The right to privacy, like the right to freedom of expression, is essential not only to individuals but to society as a whole. It is one of the rights that defines democracy, as expressed in the majority opinion of Judge Ziemele in which he explains that laws such as the Russian one "contravene the rule of law and democratic principles."

The ECtHR emphasizes that legal authorization does not constitute an adequate guarantee against abuses and the arbitrary use of secret access to communications, inasmuch as this authorization does not necessarily guarantee that the means of surveillance be used solely "when necessary in a democratic society."

It establishes the need to guarantee a real and effective control over these interventions, both by the law and by citizens in the exercise and defense of their rights. This control should apply to the entirety of the process of surveillance, defining the circumstances and conditions in which intercepted data is to be stored or destroyed.

Do as the Russians do?

The sentence demands that we look carefully at our system. Spanish legislation on this question differs little from Russian legislation. Spain established the Integrated System of Communications Control (SITEL) in 2001, although the system did not become operative until 2004 due to doubts regarding its legality.

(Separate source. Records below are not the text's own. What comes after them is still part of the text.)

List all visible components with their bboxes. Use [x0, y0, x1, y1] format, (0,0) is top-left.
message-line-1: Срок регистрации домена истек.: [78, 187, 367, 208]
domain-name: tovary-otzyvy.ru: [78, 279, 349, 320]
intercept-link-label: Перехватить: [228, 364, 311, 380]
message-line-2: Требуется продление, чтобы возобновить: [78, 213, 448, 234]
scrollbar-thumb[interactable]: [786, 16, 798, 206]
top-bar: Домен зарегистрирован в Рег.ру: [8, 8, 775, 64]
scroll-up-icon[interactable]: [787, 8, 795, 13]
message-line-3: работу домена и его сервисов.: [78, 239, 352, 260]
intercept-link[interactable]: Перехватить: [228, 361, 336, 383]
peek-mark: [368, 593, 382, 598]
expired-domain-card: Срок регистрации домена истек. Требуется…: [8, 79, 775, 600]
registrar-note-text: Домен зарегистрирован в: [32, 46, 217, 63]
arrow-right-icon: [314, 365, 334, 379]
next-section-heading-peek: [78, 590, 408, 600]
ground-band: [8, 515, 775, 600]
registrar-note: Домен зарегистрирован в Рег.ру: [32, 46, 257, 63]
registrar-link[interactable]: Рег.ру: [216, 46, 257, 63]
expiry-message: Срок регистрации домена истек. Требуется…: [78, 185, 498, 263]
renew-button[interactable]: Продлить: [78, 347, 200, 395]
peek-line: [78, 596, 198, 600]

The National Police, the Civil Guard and the National Intelligence Center (CNI) have direct access to this system.

However while in Russian law Order 70 describes the technical details of secret access to communications, in Spain the public knows nothing of the technical details of how SITEL works, much less the new system Evident X-Stream.

SITEL permits direct access to network providers’ systems in order to obtain their users’ information, meaning that interceptions could be made prior to legal warrant, precisely in order to obtain indices that might later be used to justify the operation. In this regard the ECHR is clear and establishes that one way to guarantee against abuse and arbitrary access by authorities would be to require that a legal warrant be shown to the service provider before attaining access to a person’s communications.

Insufficient guarantees

The law that regulates the CNI’s investigations prior to the issue of a warrant leaves nearly all the crucial aspects of this delicate matter undefined. It does not specify how or in what circumstances intercepted data may be stored, used, or destroyed.

The reform of the Criminal Trial Law also has many gaps. It presents surveillance possibilities which generate tremendous uncertainties: it considers the use of spy software, which permits the surveillance of nearly everything, and leaves it to the judges to establish measures to guarantee the preservation of the information obtained in this way, as well as questions regarding the storage and destruction of data, leaving excessive room for discretion in these important matters.

The ECtHR does not consider that those systems that rely upon warrants to intercept communications offer sufficient guarantees.

Moreover, it demands much more in terms of the "quality" of the laws that address the secret interception of citizens’ communications, as well as the possibility of appealing to the courts in order to check the legality of the interferences to which a citizen has been subjected.

Pilar Eirene de Prada is a lawyer and political scientist specialized in peace-building, as well as a human rights and peace activist. Her research centers on the role of civil society in peace processes.